The Awdal Regional Security Committee announced Sunday that its investigation determined Deputy Envoy Abdifatah Elmi Mohamed was not the victim of gunmen, as he had claimed. Investigators said Mohamud discharged his own pistol during both incidents, including once by firing a round into his mouth.
Mohamed initially reported that armed men ambushed his vehicle while he was travelling on the Borama–Gabiley road, leading to his hospitalization. Days after being released, he alleged a second attack, claiming his home was raided and that he had been shot in the face.
Col. Mohamed Abdullahi Muse, head of the Awdal Criminal Investigations Department, said forensic evidence and ballistics contradicted those accounts. “Our investigation revealed he placed a pistol in his mouth and pulled the trigger while shielding his gums. The weapon was a small Turkish-made handgun, and the bullets matched the firearm recovered from his residence,” Muse said.
Medical staff also confirmed the injuries were consistent with a firearm discharged inside the mouth, not from an external shot. Authorities said they recovered the pistol at his home along with medication prescribed for mental health conditions.
A message circulating on Facebook and attributed to Somaliland’s deputy envoy in Djibouti, Abdifatah Elmi Mohamud, rejects investigators’ findings that he staged two alleged assassination attempts and inflicted the injuries on himself.

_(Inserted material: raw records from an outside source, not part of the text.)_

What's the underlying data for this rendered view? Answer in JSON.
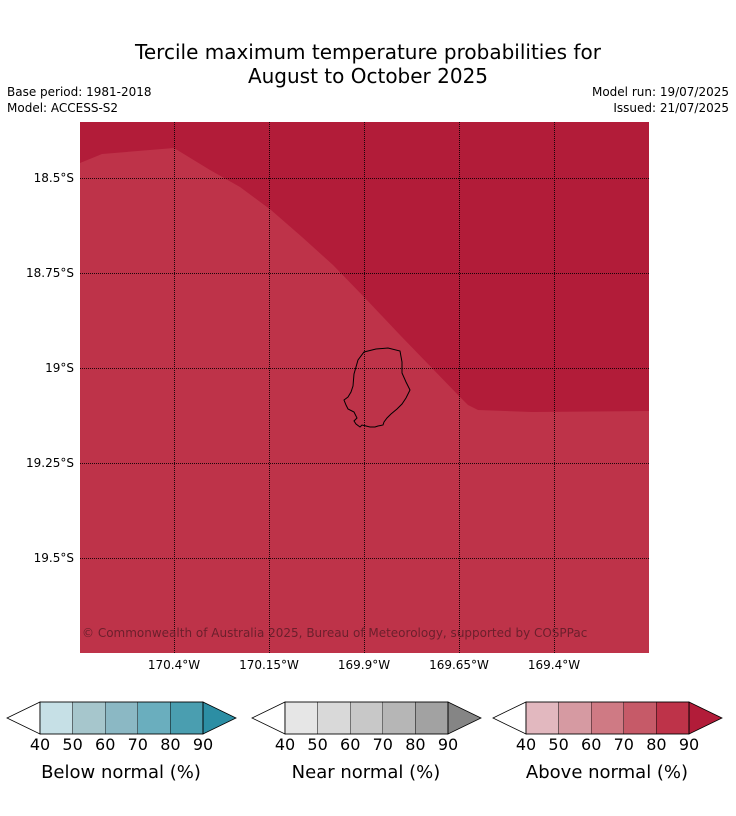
{
  "title": {
    "line1": "Tercile maximum temperature probabilities for",
    "line2": "August to October 2025"
  },
  "meta": {
    "base_period": "Base period: 1981-2018",
    "model": "Model: ACCESS-S2",
    "model_run": "Model run: 19/07/2025",
    "issued": "Issued: 21/07/2025"
  },
  "map": {
    "lat_labels": [
      "18.5°S",
      "18.75°S",
      "19°S",
      "19.25°S",
      "19.5°S"
    ],
    "lon_labels": [
      "170.4°W",
      "170.15°W",
      "169.9°W",
      "169.65°W",
      "169.4°W"
    ],
    "copyright": "© Commonwealth of Australia 2025, Bureau of Meteorology, supported by COSPPac",
    "colors": {
      "above_90": "#b21c39",
      "above_80": "#be3349",
      "coast": "#000000"
    }
  },
  "legends": [
    {
      "label": "Below normal (%)",
      "ticks": [
        "40",
        "50",
        "60",
        "70",
        "80",
        "90"
      ],
      "colors": [
        "#c6e0e6",
        "#a6c6cc",
        "#8bb8c4",
        "#6aaebe",
        "#4a9eb0",
        "#2c8ea4"
      ]
    },
    {
      "label": "Near normal (%)",
      "ticks": [
        "40",
        "50",
        "60",
        "70",
        "80",
        "90"
      ],
      "colors": [
        "#e6e6e6",
        "#d9d9d9",
        "#c8c8c8",
        "#b6b6b6",
        "#a2a2a2",
        "#858585"
      ]
    },
    {
      "label": "Above normal (%)",
      "ticks": [
        "40",
        "50",
        "60",
        "70",
        "80",
        "90"
      ],
      "colors": [
        "#e2b8bf",
        "#d69aa2",
        "#cf7a84",
        "#c65a68",
        "#be3349",
        "#b21c39"
      ]
    }
  ]
}
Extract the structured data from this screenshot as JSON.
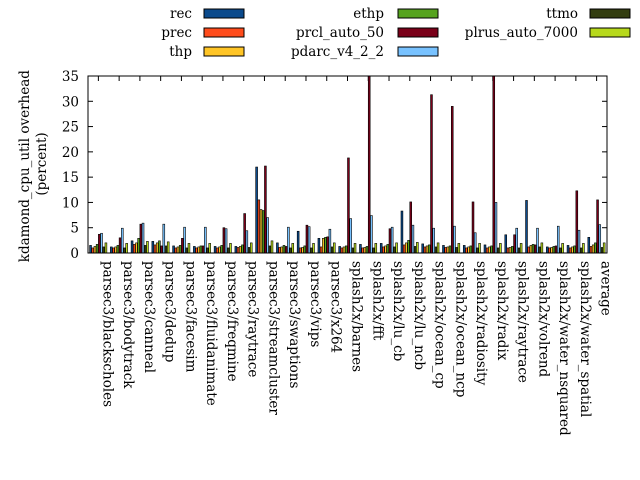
{
  "chart_data": {
    "type": "bar",
    "ylabel_line1": "kdamond_cpu_util overhead",
    "ylabel_line2": "(percent)",
    "ylim": [
      0,
      35
    ],
    "yticks": [
      0,
      5,
      10,
      15,
      20,
      25,
      30,
      35
    ],
    "legend_position": "top",
    "categories": [
      "parsec3/blackscholes",
      "parsec3/bodytrack",
      "parsec3/canneal",
      "parsec3/dedup",
      "parsec3/facesim",
      "parsec3/fluidanimate",
      "parsec3/freqmine",
      "parsec3/raytrace",
      "parsec3/streamcluster",
      "parsec3/swaptions",
      "parsec3/vips",
      "parsec3/x264",
      "splash2x/barnes",
      "splash2x/fft",
      "splash2x/lu_cb",
      "splash2x/lu_ncb",
      "splash2x/ocean_cp",
      "splash2x/ocean_ncp",
      "splash2x/radiosity",
      "splash2x/radix",
      "splash2x/raytrace",
      "splash2x/volrend",
      "splash2x/water_nsquared",
      "splash2x/water_spatial",
      "average"
    ],
    "series": [
      {
        "name": "rec",
        "color": "#0b4a8c",
        "values": [
          1.5,
          1.2,
          2.4,
          2.3,
          1.4,
          1.3,
          1.3,
          1.3,
          17.0,
          2.0,
          4.3,
          2.9,
          1.3,
          1.7,
          1.9,
          8.3,
          1.8,
          1.5,
          1.5,
          1.6,
          3.6,
          10.4,
          1.2,
          1.5,
          3.1
        ]
      },
      {
        "name": "prec",
        "color": "#ff4c1c",
        "values": [
          1.0,
          1.0,
          1.7,
          1.6,
          1.0,
          1.0,
          1.0,
          1.1,
          10.5,
          1.1,
          1.0,
          1.2,
          1.0,
          1.0,
          1.2,
          1.6,
          1.2,
          1.1,
          1.0,
          1.0,
          1.0,
          1.2,
          1.0,
          1.0,
          1.3
        ]
      },
      {
        "name": "thp",
        "color": "#ffc526",
        "values": [
          1.3,
          1.2,
          2.0,
          2.0,
          1.2,
          1.2,
          1.2,
          1.3,
          8.6,
          1.2,
          1.1,
          2.9,
          1.2,
          1.1,
          1.4,
          2.0,
          1.4,
          1.2,
          1.2,
          1.2,
          1.1,
          1.5,
          1.1,
          1.2,
          1.6
        ]
      },
      {
        "name": "ethp",
        "color": "#56a31f",
        "values": [
          1.7,
          1.5,
          2.9,
          2.4,
          1.5,
          1.4,
          1.5,
          1.6,
          8.4,
          1.5,
          1.4,
          3.1,
          1.4,
          1.3,
          1.7,
          2.5,
          1.6,
          1.4,
          1.4,
          1.4,
          1.3,
          1.7,
          1.3,
          1.4,
          2.0
        ]
      },
      {
        "name": "prcl_auto_50",
        "color": "#7a0019",
        "values": [
          3.7,
          3.0,
          5.7,
          1.4,
          2.9,
          1.4,
          5.0,
          7.8,
          17.2,
          1.3,
          5.5,
          3.2,
          18.8,
          35.0,
          4.8,
          10.1,
          31.3,
          29.0,
          10.1,
          35.0,
          3.6,
          1.6,
          1.4,
          12.3,
          10.5
        ]
      },
      {
        "name": "pdarc_v4_2_2",
        "color": "#78c2ff",
        "values": [
          3.9,
          4.9,
          5.9,
          5.7,
          5.1,
          5.1,
          4.8,
          4.4,
          7.0,
          5.1,
          5.2,
          4.7,
          6.8,
          7.4,
          5.1,
          5.5,
          4.9,
          5.3,
          4.0,
          10.0,
          4.9,
          4.9,
          5.3,
          4.5,
          5.6
        ]
      },
      {
        "name": "ttmo",
        "color": "#333d0f",
        "values": [
          1.2,
          1.0,
          1.5,
          1.4,
          1.0,
          1.0,
          1.0,
          1.1,
          1.4,
          1.0,
          1.0,
          1.2,
          1.0,
          1.0,
          1.2,
          1.3,
          1.2,
          1.1,
          1.0,
          1.0,
          1.0,
          1.2,
          1.0,
          1.0,
          1.1
        ]
      },
      {
        "name": "plrus_auto_7000",
        "color": "#b7d91c",
        "values": [
          2.0,
          1.9,
          2.3,
          2.2,
          1.9,
          1.9,
          1.9,
          2.0,
          2.4,
          1.9,
          1.9,
          2.0,
          1.9,
          1.9,
          2.0,
          2.1,
          2.0,
          1.9,
          1.9,
          1.9,
          1.9,
          2.0,
          1.9,
          1.9,
          2.0
        ]
      }
    ]
  }
}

The statement, posted on the page of a local journalist, could not be independently verified. In it, Mohamud insists he has never contemplated suicide, saying such an act would contradict his Islamic faith and principles. He describes the claims as part of a conspiracy aimed at silencing him and damaging his reputation.
“I want people to understand: if anything happens to me, I am not someone who would take his own life,” the message reads, adding that allegations he shot himself were “a lie used to cover up a crime and a plot.”
The motive remains unclear. Officials said Mohamed told investigators in both cases that he did not know who shot him. But ballistics analysis and evidence from his residence confirmed the shots were not fired from outside, and that he had staged the incidents himself.